9.1. Het college stelt zich op het standpunt dat een gezondheidscentrum toegestaan is op grond van het bestemmingsplan “Sneek – De Loten” (nu “Omgevingsplan Súdwest-Fryslân, onderdeel “Sneek – De Loten”) binnen de voor “Gemengd” aangewezen gronden. In dit verband wijst het college erop dat het onderhavige bouwplan in strijd komt met het tijdelijke deel van het Omgevingsplan voor wat betreft het gedeeltelijk bouwen buiten het bouwvlak en voor wat betreft de maximaal toegestane bouwhoogte.
9.2. Het bouwplan voorziet in een gezondheidscentrum met ruimten voor verschillende eerstelijnszorgaanbieders, zoals huisartsen, fysiotherapeuten, diëtisten en podotherapeuten, alsmede een apotheek.
9.2.1. Op grond van artikel 3.1 van de planregels van het bestemmingsplan “Sneek – De Loten” zijn de voor “Gemengd” aangewezen gronden bestemd voor de volgende functies:
op de begane grond:
a. kantoren;
b. dienstverlenende bedrijven en/of dienstverlenende instellingen;
c. maatschappelijke doeleinden, categorie 1 en 2 van de van de bij dit bestemmingsplan behorende Staat van Maatschappelijke activiteiten;
alsmede op de verdieping(en):
d. voor zover gronden zijn voorzien van één (of meerdere) bijzondere aanduiding(en) dan zijn de gronden tevens bestemd voor:
- wonen ter plaatse van de aanduiding wonen;
- bedrijfswoningen ter plaatse van de aanduiding bedrijfswoning;
met de daarbij behorende:
e. wegen en paden;
f. groenvoorzieningen;
g. parkeervoorzieningen;
h. bouwwerken, geen gebouwen zijnde.
9.2.2. Het college stelt zich op het standpunt dat in de bijlage Staat van Maatschappelijke activiteiten een gezondheidscentrum is aangewezen als categorie 1 (SBI-code 8515, volgnummer 4). Naar de mening van het college is het gebruik passend binnen de functie “Gemengd”. Verder wijst het college erop dat de apotheek onderdeel uitmaakt van het gezondheidscentrum. Naar de mening van het college valt de apotheek niet onder detailhandel of retail. De apotheek is namelijk niet enkel de uitstalling van goederen ter verkoop, maar onderdeel van het vergunde gezondheidscentrum ten behoeve van de gezondheidszorg.

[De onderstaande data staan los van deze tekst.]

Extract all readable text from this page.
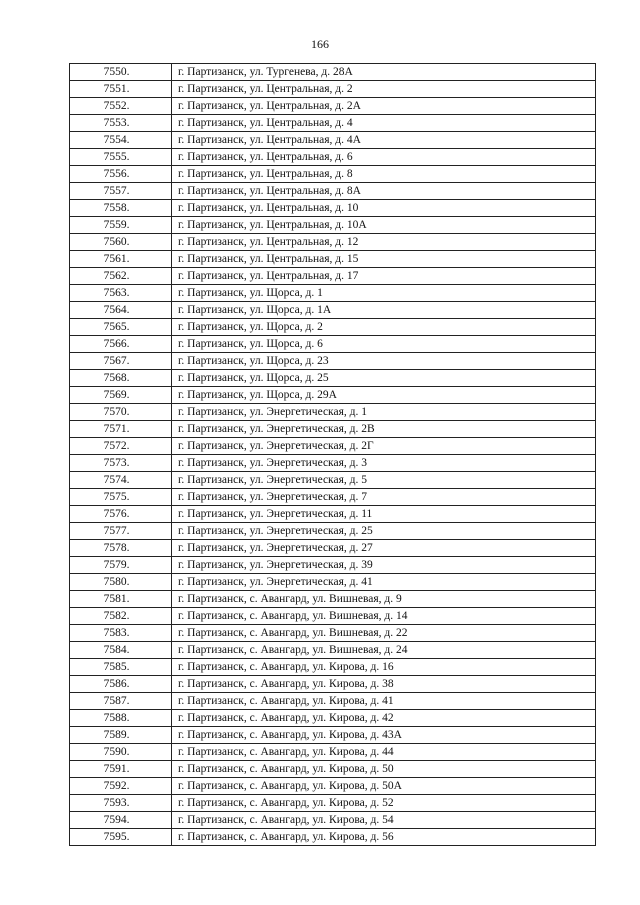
166
7550.	г. Партизанск, ул. Тургенева, д. 28А
7551.	г. Партизанск, ул. Центральная, д. 2
7552.	г. Партизанск, ул. Центральная, д. 2А
7553.	г. Партизанск, ул. Центральная, д. 4
7554.	г. Партизанск, ул. Центральная, д. 4А
7555.	г. Партизанск, ул. Центральная, д. 6
7556.	г. Партизанск, ул. Центральная, д. 8
7557.	г. Партизанск, ул. Центральная, д. 8А
7558.	г. Партизанск, ул. Центральная, д. 10
7559.	г. Партизанск, ул. Центральная, д. 10А
7560.	г. Партизанск, ул. Центральная, д. 12
7561.	г. Партизанск, ул. Центральная, д. 15
7562.	г. Партизанск, ул. Центральная, д. 17
7563.	г. Партизанск, ул. Щорса, д. 1
7564.	г. Партизанск, ул. Щорса, д. 1А
7565.	г. Партизанск, ул. Щорса, д. 2
7566.	г. Партизанск, ул. Щорса, д. 6
7567.	г. Партизанск, ул. Щорса, д. 23
7568.	г. Партизанск, ул. Щорса, д. 25
7569.	г. Партизанск, ул. Щорса, д. 29А
7570.	г. Партизанск, ул. Энергетическая, д. 1
7571.	г. Партизанск, ул. Энергетическая, д. 2В
7572.	г. Партизанск, ул. Энергетическая, д. 2Г
7573.	г. Партизанск, ул. Энергетическая, д. 3
7574.	г. Партизанск, ул. Энергетическая, д. 5
7575.	г. Партизанск, ул. Энергетическая, д. 7
7576.	г. Партизанск, ул. Энергетическая, д. 11
7577.	г. Партизанск, ул. Энергетическая, д. 25
7578.	г. Партизанск, ул. Энергетическая, д. 27
7579.	г. Партизанск, ул. Энергетическая, д. 39
7580.	г. Партизанск, ул. Энергетическая, д. 41
7581.	г. Партизанск, с. Авангард, ул. Вишневая, д. 9
7582.	г. Партизанск, с. Авангард, ул. Вишневая, д. 14
7583.	г. Партизанск, с. Авангард, ул. Вишневая, д. 22
7584.	г. Партизанск, с. Авангард, ул. Вишневая, д. 24
7585.	г. Партизанск, с. Авангард, ул. Кирова, д. 16
7586.	г. Партизанск, с. Авангард, ул. Кирова, д. 38
7587.	г. Партизанск, с. Авангард, ул. Кирова, д. 41
7588.	г. Партизанск, с. Авангард, ул. Кирова, д. 42
7589.	г. Партизанск, с. Авангард, ул. Кирова, д. 43А
7590.	г. Партизанск, с. Авангард, ул. Кирова, д. 44
7591.	г. Партизанск, с. Авангард, ул. Кирова, д. 50
7592.	г. Партизанск, с. Авангард, ул. Кирова, д. 50А
7593.	г. Партизанск, с. Авангард, ул. Кирова, д. 52
7594.	г. Партизанск, с. Авангард, ул. Кирова, д. 54
7595.	г. Партизанск, с. Авангард, ул. Кирова, д. 56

9.3. Naar het voorlopige oordeel van de voorzieningenrechter heeft het college zich terecht op het standpunt gesteld dat het gezondheidscentrum inclusief de daarin te vestigen apotheek past binnen de bestemming “Gemengd”. Verder is de voorzieningenrechter van oordeel dat, anders dan verzoekers menen, een apotheek geen detailhandel met uitstalling van goederen ter verkoop is, maar onderdeel van het ter plaatse te vestigen gezondheidscentrum ten behoeve van gezondheidszorg. Hieruit volgt dat de voorzieningenrechter verzoekers niet volgt in hun betoog dat de apotheek in strijd met het omgevingsplan in het gezondheidscentrum wordt gevestigd. Deze grond van verzoekers slaagt niet.

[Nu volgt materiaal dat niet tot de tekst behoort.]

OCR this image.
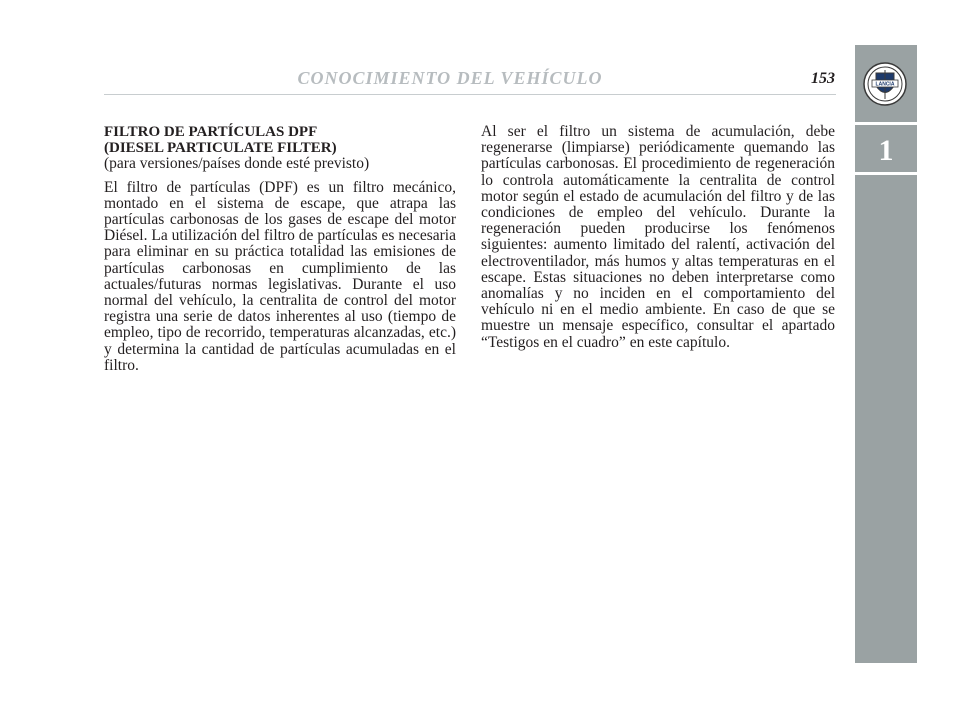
CONOCIMIENTO DEL VEHÍCULO	153

FILTRO DE PARTÍCULAS DPF
(DIESEL PARTICULATE FILTER)

(para versiones/países donde esté previsto)

El filtro de partículas (DPF) es un filtro mecánico, montado en el sistema de escape, que atrapa las partículas carbonosas de los gases de escape del motor Diésel. La utilización del filtro de partículas es necesaria para eliminar en su práctica totalidad las emisiones de partículas carbonosas en cumplimiento de las actuales/futuras normas legislativas. Durante el uso normal del vehículo, la centralita de control del motor registra una serie de datos inherentes al uso (tiempo de empleo, tipo de recorrido, temperaturas alcanzadas, etc.) y determina la cantidad de partículas acumuladas en el filtro.

Al ser el filtro un sistema de acumulación, debe regenerarse (limpiarse) periódicamente quemando las partículas carbonosas. El procedimiento de regeneración lo controla automáticamente la centralita de control motor según el estado de acumulación del filtro y de las condiciones de empleo del vehículo. Durante la regeneración pueden producirse los fenómenos siguientes: aumento limitado del ralentí, activación del electroventilador, más humos y altas temperaturas en el escape. Estas situaciones no deben interpretarse como anomalías y no inciden en el comportamiento del vehículo ni en el medio ambiente. En caso de que se muestre un mensaje específico, consultar el apartado “Testigos en el cuadro” en este capítulo.

LANCIA
1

Behoefte gezondheidscentrum
10. Verzoekers betogen dat zorgverleners zich in het gezondheidscentrum zullen vestigen die nu ook reeds in Sneek hun werkzaamheden verrichten, waarvan meerdere ook in de directe omgeving van de Oosterom. Niet is gesteld, noch is gebleken waarom er een
(dringende) behoefte zou zijn voor een nieuw op te richten centrum (met alle gevolgen van dien, met name voor de direct omwonenden), aldus verzoekers. Indien die noodzaak ontbreekt, dan wel niet wordt toegelicht dient de aanvraag volgens verzoekers reeds per definitie te worden afgewezen. Ook moet in dit kader duidelijk zijn waarom, dan wel op grond waarvan (kennelijk) tot de conclusie wordt gekomen dat sprake is (of kan zijn) van een evenwichtige toedeling van functies. In elk geval kan en moet van aanvrager en de gemeente worden verlangd dat dit wordt onderbouwd, zodat dit in bezwaar of beroep kan worden getoetst, aldus verzoekers. Zonder een dergelijke onderbouwing is in de visie van verzoekers geen sprake van een rechtsgeldig besluit, althans is dit in strijd met de algemene beginselen van behoorlijk bestuur.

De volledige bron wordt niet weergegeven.